Не говорю уже о том, что художнику ни в коем случае нельзя участвовать в совершенствовании общественной жизни. Однажды сам попался на это, не на тщеславие попался или желание на что-то там влиять, а на Горбачева. Мне вдруг показалось, когда он пришел, что можно будет что-то сделать, изменить для улучшения нашей жизни. Я никогда никак не участвовал в общественной деятельности, а тут показалось, что пора. И потратил несколько лет на сущую ерунду.
– В последние годы вы отказались от многих кинопредложений?
– А мне уже лет 10 ничего и не предлагают, знают, что в основном предлагаю сам. Приходило безумное количество самотечных сценариев, на самом деле ничего особенного не встретилось. Было только одно предложение, принятое немедленно, когда позвонил Константин Эрнст и поинтересовался, не захочу ли вернуться к старому замыслу и снять «Анну Каренину». Сейчас ею и занимаюсь.

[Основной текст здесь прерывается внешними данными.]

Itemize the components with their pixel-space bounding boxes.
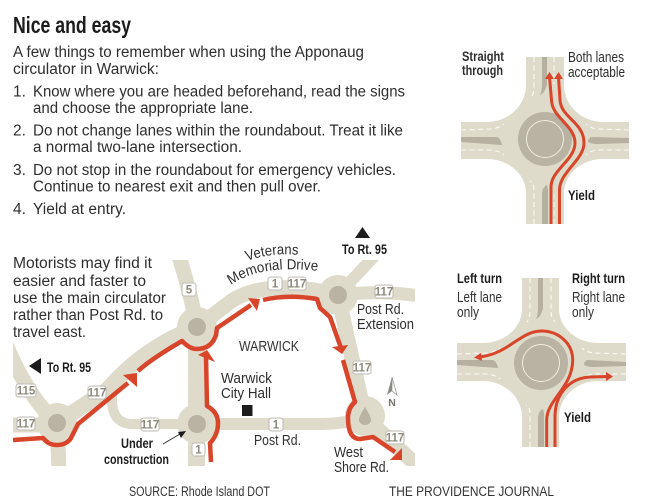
label: under construction: construction xyxy=(104,452,169,467)
intro and numbered tips: 3. xyxy=(13,162,26,179)
label: to Rt. 95 west xyxy=(29,358,91,375)
diagram: straight through roundabout xyxy=(461,49,629,224)
route number badges: 115 xyxy=(17,386,36,398)
intro and numbered tips xyxy=(13,44,405,218)
label: West Shore Rd. xyxy=(334,445,389,476)
red route lines xyxy=(545,72,584,224)
label: straight through: through xyxy=(462,63,503,78)
callout: motorists note: easier and faster to xyxy=(13,273,146,290)
label: Warwick: WARWICK xyxy=(239,339,299,355)
red circulator route xyxy=(13,297,402,462)
label: Post Rd. Extension xyxy=(357,302,414,333)
label: right turn: Right turn xyxy=(572,271,625,286)
red route lines xyxy=(474,331,613,447)
callout: motorists note: travel east. xyxy=(13,324,86,341)
intro and numbered tips: Do not change lanes within the roundabout. Treat it like xyxy=(33,122,403,140)
icon: north arrow: N xyxy=(388,397,396,409)
label: West Shore Rd.: West xyxy=(334,445,363,461)
source credit: SOURCE: Rhode Island DOT xyxy=(129,484,270,499)
map of Warwick xyxy=(12,227,415,476)
landmark: Warwick City Hall: Warwick xyxy=(221,371,273,387)
label: left turn xyxy=(457,271,502,321)
label: Post Rd. Extension: Extension xyxy=(357,317,414,333)
route number badges: 117 xyxy=(386,432,404,444)
callout: motorists note xyxy=(13,255,166,341)
label: both lanes acceptable: acceptable xyxy=(568,65,625,81)
route number badges: 117 xyxy=(17,418,35,430)
intro and numbered tips: A few things to remember when using the Apponaug xyxy=(13,44,364,61)
label: Post Rd.: Post Rd. xyxy=(254,433,301,449)
intro and numbered tips: circulator in Warwick: xyxy=(13,61,159,78)
route number badges: 1 xyxy=(273,420,280,432)
label: right turn xyxy=(572,271,625,321)
label: left turn: only xyxy=(457,305,480,321)
callout: motorists note: Motorists may find it xyxy=(13,255,153,272)
intro and numbered tips: and choose the appropriate lane. xyxy=(33,100,253,117)
route number badges xyxy=(16,277,404,456)
intro and numbered tips: Continue to nearest exit and then pull over. xyxy=(33,178,321,196)
title: Nice and easy xyxy=(13,12,131,38)
road network xyxy=(13,260,415,466)
label: to Rt. 95 north xyxy=(342,227,387,257)
label: straight through: Straight xyxy=(462,49,504,64)
route number badges: 117 xyxy=(288,278,306,290)
callout: motorists note: use the main circulator xyxy=(13,290,166,307)
intro and numbered tips: Know where you are headed beforehand, read the signs xyxy=(33,84,405,100)
route number badges: 117 xyxy=(88,388,106,400)
label: West Shore Rd.: Shore Rd. xyxy=(334,460,389,476)
label: left turn: Left lane xyxy=(457,290,502,306)
route number badges: 117 xyxy=(375,286,393,298)
label: both lanes acceptable xyxy=(568,50,625,81)
route number badges: 117 xyxy=(353,362,371,374)
publisher credit: THE PROVIDENCE JOURNAL xyxy=(389,484,554,499)
route number badges: 1 xyxy=(195,444,202,456)
landmark: Warwick City Hall xyxy=(221,371,273,416)
label: to Rt. 95 north: To Rt. 95 xyxy=(342,242,387,257)
intro and numbered tips: Do not stop in the roundabout for emergency vehicles. xyxy=(33,162,396,179)
landmark: Warwick City Hall: City Hall xyxy=(221,386,271,402)
intro and numbered tips: a normal two-lane intersection. xyxy=(33,139,242,156)
label: Veterans Memorial Drive xyxy=(226,246,318,284)
label: right turn: only xyxy=(572,305,595,321)
intro and numbered tips: 2. xyxy=(13,122,26,140)
label: yield: Yield xyxy=(564,410,591,425)
label: Post Rd. Extension: Post Rd. xyxy=(357,302,404,318)
route number badges: 117 xyxy=(141,420,159,432)
route number badges: 5 xyxy=(186,284,193,296)
label: yield: Yield xyxy=(568,188,595,203)
diagram: left and right turn roundabout xyxy=(457,271,626,447)
label: under construction xyxy=(104,431,186,467)
label: to Rt. 95 west: To Rt. 95 xyxy=(47,360,91,375)
label: under construction: Under xyxy=(121,436,154,451)
roundabout pavement xyxy=(461,57,629,224)
roundabout pavement xyxy=(457,278,626,447)
label: straight through xyxy=(462,49,504,78)
icon: north arrow xyxy=(387,377,397,409)
intro and numbered tips: Yield at entry. xyxy=(33,201,126,218)
route number badges: 1 xyxy=(272,278,279,290)
callout: motorists note: rather than Post Rd. to xyxy=(13,307,163,324)
label: right turn: Right lane xyxy=(572,290,625,306)
label: both lanes acceptable: Both lanes xyxy=(568,50,624,66)
label: Veterans Memorial Drive: Memorial Drive xyxy=(226,259,318,284)
label: left turn: Left turn xyxy=(457,271,502,286)
label: Veterans Memorial Drive: Veterans xyxy=(244,246,298,260)
intro and numbered tips: 4. xyxy=(13,201,26,218)
intro and numbered tips: 1. xyxy=(13,84,26,100)
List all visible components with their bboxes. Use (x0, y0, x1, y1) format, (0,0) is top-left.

– До этого вы сняли фильм «О любви». Насколько в нем совпало то, что задумывалось, с тем, что получилось?
– Многое не совпало. В который раз я убедился в непреложной истине, гласящей, что ни в коем случае нельзя окунаться в реку моды. На этой картине я потерял полтора года, потерял на том, что отцифровал ее, делая это по самым дурацким соображениям. Я-то пришел на компьютерную студию заказать несколько эффектов, а мне сказали: давайте отцифруем все. Зачем, спрашиваю, мне и надо-то всего 40 метров. А в ответ: все так делают. Я и попался. И в течение года пытался получить на цифре изображение негатива, что невозможно. Наверное, можно сравнить звучание акустической и элетрогитары? Зачем же Чехова играть на электрической? Что за странная фантазия? Вот на возвращение картине акустического звучания я и убил целый год. И так и не получил оптимального результата, послевкусие цифры в картине осталось.

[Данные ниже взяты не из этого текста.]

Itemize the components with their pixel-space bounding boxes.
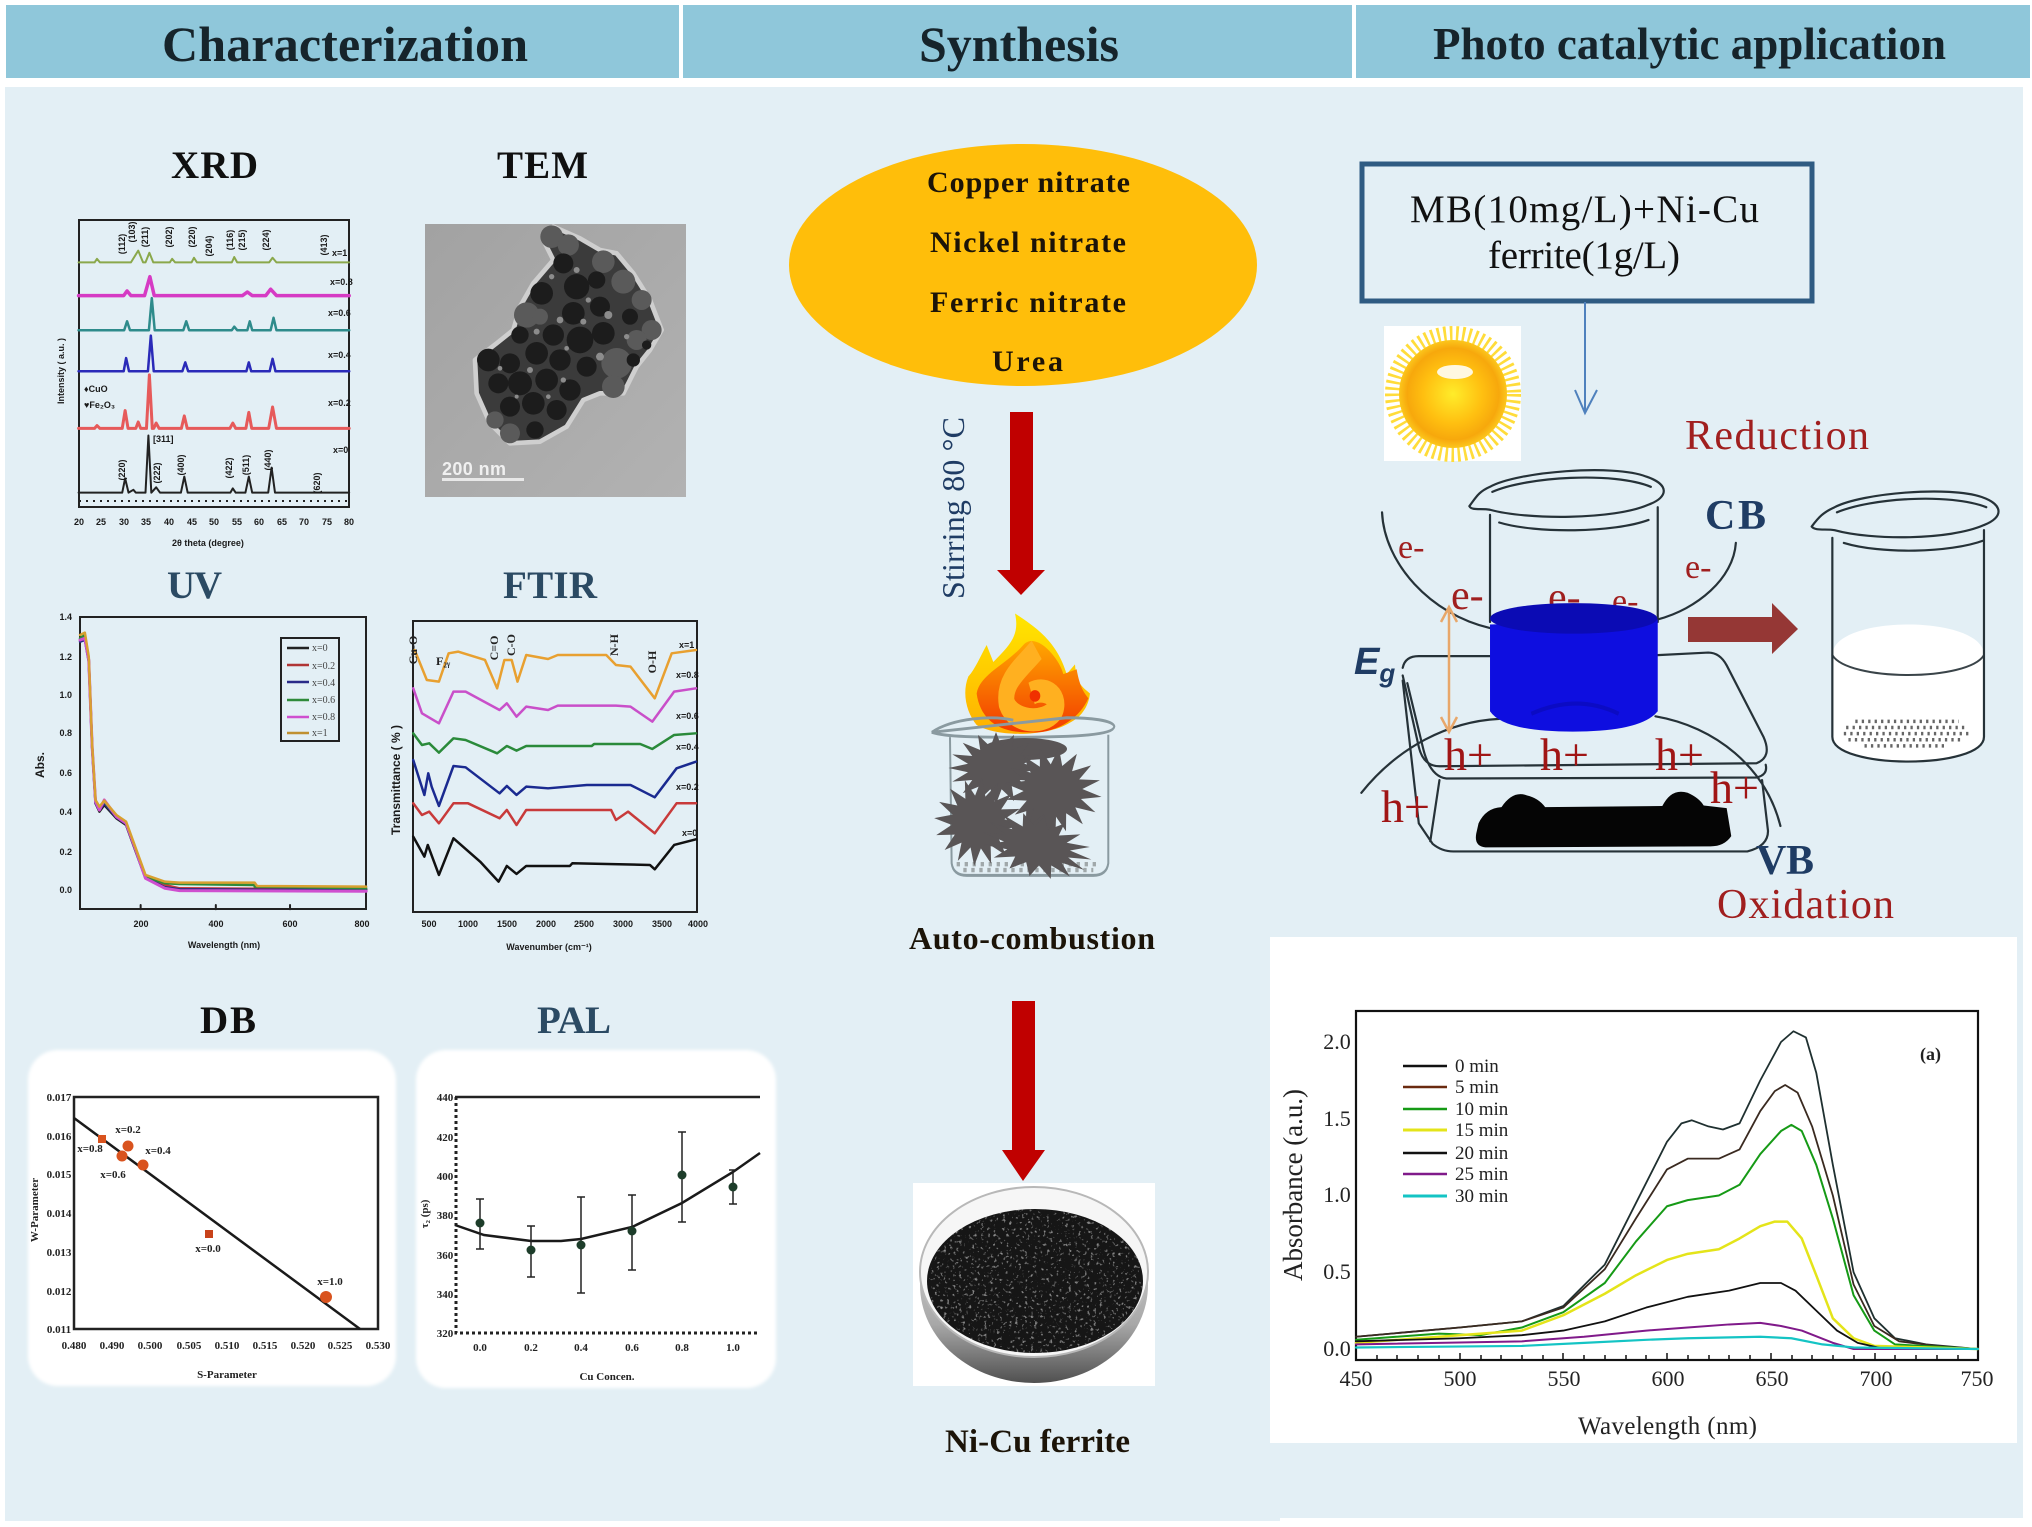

– Что до «Анны Карениной» и звонка Эрнста: вы были готовы к его предложению?
– Однажды я уже запускался с этим проектом, но тогда меня сначала настигло чубайсовское обрезание бюджета, потом дефолт…
– А может, все к лучшему и самое время теперь?
– Может быть…
– Если бы не было Татьяны Друбич, вы бы взялись за проект?
– Если бы не было Тани, я бы предпринял все, чтобы найти другую актрису. И думаю, нашел бы. То есть вопроса «да» или «нет», с нею или без нее не существовало. Но… Это была бы другая картина, другая история, все другое. А для той «Анны Карениной», что я люблю, для того романа, который меня когда-то окутал магическими чарами, конечно, идеальный вариант – Таня. Ее присутствие было для меня колоссальнейшим аргументом, когда соглашался. Не будь ее сказал бы: ребята, я готов, но дайте мне полгода, а то и год, чтобы найти актрису на главную роль.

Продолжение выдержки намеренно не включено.